Mercer County, New Jersey is located halfway between New York City and Philadelphia, directly in the center of the State of New Jersey. Home to more than 360,000 people, Mercer County is home to 10% of the US population. Mercer County was formed into a county from surrounding areas in February 1838, this county has come a long way in terms of growth and success.
Aside from the many entertaining things to do and see lies a studious college community bustling with young people eager to learn. Home to Princeton University, Rider University, and other great colleges, Mercer County is home to some of the smartest minds in America. It is also home to some of the wealthiest citizens in America. It was also home to some of the smartest minds in America – people such as Albert Einstein called Mercer County home.

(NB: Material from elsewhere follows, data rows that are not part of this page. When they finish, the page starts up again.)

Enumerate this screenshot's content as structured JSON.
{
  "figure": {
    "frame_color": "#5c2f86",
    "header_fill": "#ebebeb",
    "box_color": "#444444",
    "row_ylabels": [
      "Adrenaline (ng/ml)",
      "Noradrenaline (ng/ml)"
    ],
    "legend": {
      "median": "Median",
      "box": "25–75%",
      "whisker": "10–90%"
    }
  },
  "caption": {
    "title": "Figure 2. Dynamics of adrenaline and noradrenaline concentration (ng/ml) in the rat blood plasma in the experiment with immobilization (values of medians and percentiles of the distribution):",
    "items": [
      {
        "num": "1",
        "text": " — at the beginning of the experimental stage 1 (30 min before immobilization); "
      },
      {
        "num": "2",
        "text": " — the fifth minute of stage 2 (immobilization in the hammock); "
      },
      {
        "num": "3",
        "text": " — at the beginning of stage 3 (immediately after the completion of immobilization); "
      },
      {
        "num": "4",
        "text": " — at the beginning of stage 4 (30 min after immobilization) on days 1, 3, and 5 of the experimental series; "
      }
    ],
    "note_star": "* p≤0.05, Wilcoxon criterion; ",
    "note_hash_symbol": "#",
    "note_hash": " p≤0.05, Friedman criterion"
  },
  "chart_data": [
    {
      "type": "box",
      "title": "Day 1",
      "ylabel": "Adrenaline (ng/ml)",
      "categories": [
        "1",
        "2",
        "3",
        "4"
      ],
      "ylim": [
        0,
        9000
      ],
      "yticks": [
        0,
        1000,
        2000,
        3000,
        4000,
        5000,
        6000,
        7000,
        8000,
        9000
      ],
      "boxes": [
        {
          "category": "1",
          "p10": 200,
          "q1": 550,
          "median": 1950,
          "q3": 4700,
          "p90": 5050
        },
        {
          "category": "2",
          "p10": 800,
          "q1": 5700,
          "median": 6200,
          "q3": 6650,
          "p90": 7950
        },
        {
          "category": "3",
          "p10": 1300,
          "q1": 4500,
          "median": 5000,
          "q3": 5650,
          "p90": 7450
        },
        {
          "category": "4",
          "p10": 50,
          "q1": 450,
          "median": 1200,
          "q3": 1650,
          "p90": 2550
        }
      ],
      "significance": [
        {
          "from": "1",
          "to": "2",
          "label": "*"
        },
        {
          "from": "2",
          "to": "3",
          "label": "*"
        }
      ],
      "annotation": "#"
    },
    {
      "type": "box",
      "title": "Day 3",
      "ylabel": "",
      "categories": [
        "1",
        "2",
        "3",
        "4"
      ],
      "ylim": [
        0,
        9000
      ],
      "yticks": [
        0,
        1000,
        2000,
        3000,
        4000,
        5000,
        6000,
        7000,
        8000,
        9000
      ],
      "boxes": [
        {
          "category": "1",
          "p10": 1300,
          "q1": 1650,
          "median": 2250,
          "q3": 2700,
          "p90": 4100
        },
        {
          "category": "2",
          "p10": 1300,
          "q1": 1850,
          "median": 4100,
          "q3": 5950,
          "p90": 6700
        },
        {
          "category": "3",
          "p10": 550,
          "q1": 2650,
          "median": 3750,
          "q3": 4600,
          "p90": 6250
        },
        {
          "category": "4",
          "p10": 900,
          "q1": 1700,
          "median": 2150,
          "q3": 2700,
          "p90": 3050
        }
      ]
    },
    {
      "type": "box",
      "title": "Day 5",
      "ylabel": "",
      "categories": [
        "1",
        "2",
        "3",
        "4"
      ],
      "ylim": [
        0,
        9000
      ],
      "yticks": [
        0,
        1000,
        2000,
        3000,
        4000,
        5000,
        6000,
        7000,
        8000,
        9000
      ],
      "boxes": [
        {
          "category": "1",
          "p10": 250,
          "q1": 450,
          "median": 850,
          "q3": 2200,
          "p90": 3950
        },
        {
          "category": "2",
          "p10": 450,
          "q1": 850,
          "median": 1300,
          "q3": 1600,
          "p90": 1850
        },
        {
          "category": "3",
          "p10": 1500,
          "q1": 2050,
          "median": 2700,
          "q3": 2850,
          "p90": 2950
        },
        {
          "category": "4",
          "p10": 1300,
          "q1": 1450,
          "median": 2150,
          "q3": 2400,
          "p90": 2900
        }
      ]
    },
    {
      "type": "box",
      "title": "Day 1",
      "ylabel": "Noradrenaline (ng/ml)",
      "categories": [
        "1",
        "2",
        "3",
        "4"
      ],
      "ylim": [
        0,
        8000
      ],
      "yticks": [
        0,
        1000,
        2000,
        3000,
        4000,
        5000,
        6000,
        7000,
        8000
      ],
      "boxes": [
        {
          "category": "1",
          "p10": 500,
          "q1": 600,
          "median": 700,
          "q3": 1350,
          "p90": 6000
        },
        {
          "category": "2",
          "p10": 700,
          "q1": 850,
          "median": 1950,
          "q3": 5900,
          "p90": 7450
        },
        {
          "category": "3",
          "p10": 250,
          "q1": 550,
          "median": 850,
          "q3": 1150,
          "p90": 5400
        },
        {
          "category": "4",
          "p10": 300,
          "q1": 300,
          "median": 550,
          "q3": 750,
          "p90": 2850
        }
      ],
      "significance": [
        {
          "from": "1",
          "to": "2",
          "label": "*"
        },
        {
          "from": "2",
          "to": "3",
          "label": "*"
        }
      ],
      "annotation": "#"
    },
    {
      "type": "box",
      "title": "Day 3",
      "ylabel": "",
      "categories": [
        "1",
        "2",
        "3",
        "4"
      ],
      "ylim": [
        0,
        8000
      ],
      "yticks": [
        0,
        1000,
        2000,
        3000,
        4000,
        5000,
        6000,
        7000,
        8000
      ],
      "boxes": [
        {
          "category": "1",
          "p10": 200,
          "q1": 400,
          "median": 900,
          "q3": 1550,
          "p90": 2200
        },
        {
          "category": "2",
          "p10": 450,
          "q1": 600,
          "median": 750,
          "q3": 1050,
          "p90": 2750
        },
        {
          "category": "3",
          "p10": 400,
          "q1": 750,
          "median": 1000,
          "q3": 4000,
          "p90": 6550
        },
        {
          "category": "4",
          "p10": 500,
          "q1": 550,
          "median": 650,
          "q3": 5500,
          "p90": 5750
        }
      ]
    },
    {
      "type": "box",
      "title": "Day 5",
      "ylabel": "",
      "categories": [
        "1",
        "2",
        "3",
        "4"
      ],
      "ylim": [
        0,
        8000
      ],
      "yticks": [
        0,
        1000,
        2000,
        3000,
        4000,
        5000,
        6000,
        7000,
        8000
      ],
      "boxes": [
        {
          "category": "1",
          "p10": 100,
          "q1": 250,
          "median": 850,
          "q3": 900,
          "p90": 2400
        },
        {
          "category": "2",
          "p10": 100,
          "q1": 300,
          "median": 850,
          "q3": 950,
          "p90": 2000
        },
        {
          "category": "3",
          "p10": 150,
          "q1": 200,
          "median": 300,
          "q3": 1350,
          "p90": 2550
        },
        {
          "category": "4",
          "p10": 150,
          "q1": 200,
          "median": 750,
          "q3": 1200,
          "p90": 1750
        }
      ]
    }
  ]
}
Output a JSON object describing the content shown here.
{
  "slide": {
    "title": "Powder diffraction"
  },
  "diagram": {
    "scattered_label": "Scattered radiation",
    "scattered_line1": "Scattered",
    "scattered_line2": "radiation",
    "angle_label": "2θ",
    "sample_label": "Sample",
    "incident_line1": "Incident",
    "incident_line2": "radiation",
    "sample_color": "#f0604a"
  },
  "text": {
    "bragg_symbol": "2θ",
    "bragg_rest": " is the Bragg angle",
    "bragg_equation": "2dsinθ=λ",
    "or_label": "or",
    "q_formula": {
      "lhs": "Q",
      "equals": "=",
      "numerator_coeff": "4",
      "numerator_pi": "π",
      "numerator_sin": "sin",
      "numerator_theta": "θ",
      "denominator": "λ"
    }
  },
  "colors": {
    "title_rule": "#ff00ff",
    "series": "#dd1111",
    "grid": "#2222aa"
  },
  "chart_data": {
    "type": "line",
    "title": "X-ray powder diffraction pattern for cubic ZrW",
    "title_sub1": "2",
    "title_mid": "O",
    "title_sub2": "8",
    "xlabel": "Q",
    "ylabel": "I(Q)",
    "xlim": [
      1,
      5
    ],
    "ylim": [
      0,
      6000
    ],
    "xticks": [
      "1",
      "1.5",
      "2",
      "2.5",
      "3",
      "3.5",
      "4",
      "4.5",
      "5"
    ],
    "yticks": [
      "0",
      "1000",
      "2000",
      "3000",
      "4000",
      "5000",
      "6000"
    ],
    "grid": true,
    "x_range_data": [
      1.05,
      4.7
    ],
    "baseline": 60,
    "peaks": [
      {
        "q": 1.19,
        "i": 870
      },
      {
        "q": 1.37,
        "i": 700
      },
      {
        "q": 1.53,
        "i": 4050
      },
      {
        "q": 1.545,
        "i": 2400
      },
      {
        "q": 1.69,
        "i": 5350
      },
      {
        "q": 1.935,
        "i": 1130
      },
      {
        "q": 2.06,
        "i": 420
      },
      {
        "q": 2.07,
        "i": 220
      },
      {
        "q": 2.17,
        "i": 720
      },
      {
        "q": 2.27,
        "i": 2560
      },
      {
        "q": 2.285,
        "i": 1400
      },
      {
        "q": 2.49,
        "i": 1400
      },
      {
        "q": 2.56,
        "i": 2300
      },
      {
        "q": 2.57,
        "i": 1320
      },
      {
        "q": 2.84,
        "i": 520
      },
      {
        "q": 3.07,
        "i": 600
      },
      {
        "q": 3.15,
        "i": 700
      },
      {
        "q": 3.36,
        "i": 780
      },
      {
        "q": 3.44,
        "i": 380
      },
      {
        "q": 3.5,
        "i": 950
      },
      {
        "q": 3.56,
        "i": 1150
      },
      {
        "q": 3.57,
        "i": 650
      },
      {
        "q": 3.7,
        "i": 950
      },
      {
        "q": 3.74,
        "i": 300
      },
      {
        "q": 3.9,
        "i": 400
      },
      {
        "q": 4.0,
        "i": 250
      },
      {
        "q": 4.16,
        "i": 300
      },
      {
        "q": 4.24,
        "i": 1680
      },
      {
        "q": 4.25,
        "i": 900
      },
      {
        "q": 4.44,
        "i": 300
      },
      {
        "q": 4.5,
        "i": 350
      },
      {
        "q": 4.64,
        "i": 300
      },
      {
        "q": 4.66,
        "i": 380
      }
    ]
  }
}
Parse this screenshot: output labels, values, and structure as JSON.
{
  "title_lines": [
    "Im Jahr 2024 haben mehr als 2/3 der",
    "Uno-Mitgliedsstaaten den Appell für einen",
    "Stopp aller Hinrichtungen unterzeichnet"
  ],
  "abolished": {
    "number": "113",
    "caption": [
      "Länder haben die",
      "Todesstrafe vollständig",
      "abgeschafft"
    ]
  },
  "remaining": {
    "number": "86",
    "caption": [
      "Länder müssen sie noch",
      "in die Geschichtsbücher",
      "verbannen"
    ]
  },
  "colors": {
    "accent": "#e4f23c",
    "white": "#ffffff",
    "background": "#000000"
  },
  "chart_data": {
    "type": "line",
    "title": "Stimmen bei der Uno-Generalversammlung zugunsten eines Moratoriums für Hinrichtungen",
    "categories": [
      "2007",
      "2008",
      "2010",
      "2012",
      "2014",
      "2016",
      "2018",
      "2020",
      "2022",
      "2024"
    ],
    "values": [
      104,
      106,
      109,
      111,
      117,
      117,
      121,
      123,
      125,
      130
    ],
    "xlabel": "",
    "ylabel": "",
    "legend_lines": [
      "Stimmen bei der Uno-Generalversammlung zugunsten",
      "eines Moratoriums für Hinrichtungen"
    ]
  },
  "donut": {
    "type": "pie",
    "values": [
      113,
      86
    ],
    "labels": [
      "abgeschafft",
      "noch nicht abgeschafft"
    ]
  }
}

The county was formed by an act of the New Jersey Legislature on February 22, 1838, from portions of Burlington County, Hunterdon County, and Middlesex County. It was named for Continental Army General Hugh Mercer, who died as a result of wounds received at the Battle of Princeton on January 3, 1777.
Mercer was born near Rosehearty, Aberdeenshire, Scotland, to Church of Scotland minister Reverend William Mercer of Pitsligo Parish Kirk and Ann Monro. At 15, he attended the University of Aberdeen, Marischal College, studying medicine, and graduated as a Doctor. He was an assistant surgeon in the army of Bonnie Prince Charlie in 1745 and was present at the Battle of Culloden when Charles’ army was crushed on 16 April 1746, and many survivors were hunted down and killed. As a fugitive in his own homeland in 1747, Mercer fled Scotland after months in hiding. He bought his way onto a ship and moved to America, settling near what is now Mercersburg, Pennsylvania, and practiced medicine for eight years.
In 1755, when General Edward Braddock’s army was cut down by the French and Indians during the first British attempt to take Fort Duquesne, Mercer was shocked by the same butchery he remembered at Culloden. He came to the aid of the wounded and eventually took up arms in support of the army that a few years prior had hunted him, this time as a soldier, not a surgeon. By 1756, he was commissioned a captain in a Pennsylvania regiment and accompanied Lt. Col. John Armstrong’s expedition on the raid of the Indian village of Kittanning in September 1756. During the attack, Mercer was badly wounded and separated from his unit. He trekked 100 miles through the woods for fourteen days, injured and with no supplies, until he found his way back to Fort Shirley, where he was recognized and promoted. He rose to the rank of colonel and commanded garrisons. It was during this period that Mercer developed a lifelong and warm friendship with another colonel, George Washington.
In 1786, after General Washington ensured that Trenton would not be the national capital and before Washington, D.C. was created, a petition was circulated around among the leaders of Burlington and Hunterdon townships. The petition called for the creation of the City of Trenton. Unlike its original hamlet configuration, the City of Trenton would not be allowed to act as its cousins of the time, creating the necessary government and community atmospheres of the cities of the 18th century.
This petition failed, but a compromise struck in the political manner of the day did create the Borough of South Trenton. This new borough cut between Hunterdon and Burlington and made for interesting political discontent. Unhappy with the 50-year-old system of the 13 original New Jersey counties, the state legislature saw the new Borough as the starting point of a new county – one that would balance the power of the more northern Hudson County, while still enabling the southern counties a powerful voice in the state legislature.
In 1838, twenty-three years before the Civil War, the New Jersey state legislature decided to redraw its county lines. Increasing the colonial 13 counties to a more modern 15 counties balanced the political powers of the day. Unhappy with the odd number of representatives in the county system, the state legislature created Mercer County.
The new county, which encompassed Princeton and Trenton, was carved out of parts of Hunterdon, Burlington, Middlesex, and Somerset counties. This was the birth of modern-day Mercer County.